Willem de Meyer: "After the stellar performance of 2010, the early part of 2011 showed a slow decline in equity markets. The EARTH ENERGY FUND UI underperformed markets in general, due to its initial large exposure to coal producers, and its lack of exposure to independent refiners and super major oil companies. The independent refiners outperformed due to the discount that opened up between WTI and Brent.This also benefitted the super major integrated companies. In April, with the natural disaster in Japan and the subsequent nuclear catastrophe, the fund’s exposure to uranium producers contributed slightly to its underperformance. Equity markets then reacted very negatively in August to the US debt debacle and reached a low point in October. Recovery from there, were led by lower risk, large cap companies. The fund gradually moved its weighting more to large cap, senior oil producers and reduced its weighting to coal miners."
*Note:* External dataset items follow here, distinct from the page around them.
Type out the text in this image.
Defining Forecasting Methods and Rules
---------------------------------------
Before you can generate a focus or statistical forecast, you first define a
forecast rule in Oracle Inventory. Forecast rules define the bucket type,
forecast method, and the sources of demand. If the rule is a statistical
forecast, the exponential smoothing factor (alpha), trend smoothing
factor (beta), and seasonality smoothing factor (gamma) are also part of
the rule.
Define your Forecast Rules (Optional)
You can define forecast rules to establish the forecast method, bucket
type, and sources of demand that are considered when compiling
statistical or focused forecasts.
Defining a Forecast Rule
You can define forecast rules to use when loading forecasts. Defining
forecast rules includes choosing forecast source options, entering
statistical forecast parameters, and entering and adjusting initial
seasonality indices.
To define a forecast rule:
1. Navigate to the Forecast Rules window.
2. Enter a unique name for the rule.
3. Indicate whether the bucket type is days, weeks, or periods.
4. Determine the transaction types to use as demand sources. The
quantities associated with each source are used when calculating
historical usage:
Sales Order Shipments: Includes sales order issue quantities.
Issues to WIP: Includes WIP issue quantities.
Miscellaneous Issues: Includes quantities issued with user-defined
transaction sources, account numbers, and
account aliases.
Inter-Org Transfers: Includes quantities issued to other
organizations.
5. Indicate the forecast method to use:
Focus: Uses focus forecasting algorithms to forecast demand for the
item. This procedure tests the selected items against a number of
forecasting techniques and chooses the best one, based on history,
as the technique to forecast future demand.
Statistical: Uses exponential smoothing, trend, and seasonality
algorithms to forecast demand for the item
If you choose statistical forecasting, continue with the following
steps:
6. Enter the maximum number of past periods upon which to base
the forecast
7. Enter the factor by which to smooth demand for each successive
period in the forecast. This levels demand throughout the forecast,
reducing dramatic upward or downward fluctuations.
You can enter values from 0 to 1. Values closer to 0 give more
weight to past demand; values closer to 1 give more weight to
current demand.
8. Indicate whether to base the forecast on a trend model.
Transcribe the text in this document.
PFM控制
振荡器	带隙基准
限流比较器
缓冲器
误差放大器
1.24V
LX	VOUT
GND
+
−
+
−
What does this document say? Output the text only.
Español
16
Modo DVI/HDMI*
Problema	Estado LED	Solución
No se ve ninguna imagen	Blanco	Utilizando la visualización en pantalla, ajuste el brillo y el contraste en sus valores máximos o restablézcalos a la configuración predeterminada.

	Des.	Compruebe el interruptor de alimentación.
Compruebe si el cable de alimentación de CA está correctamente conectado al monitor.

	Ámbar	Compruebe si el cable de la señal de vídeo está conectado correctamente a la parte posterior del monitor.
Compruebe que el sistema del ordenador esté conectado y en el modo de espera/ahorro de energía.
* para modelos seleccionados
Performance 2012 - Year-to-Date

Willem de Meyer: "In spite of ongoing sovereign debt concerns in Europe, equity markets had a strong performance in the early 2 months of the year. The EARTH ENERGY FUND UI also showed good recovery. Given the indications of investor appetite for risk and equities returning, the fund slowly started to increase its exposure to small cap oil producers with exceptional resource upside. Investment in producers of natural gas are limited in light of persistent oversupply and low prices in North America."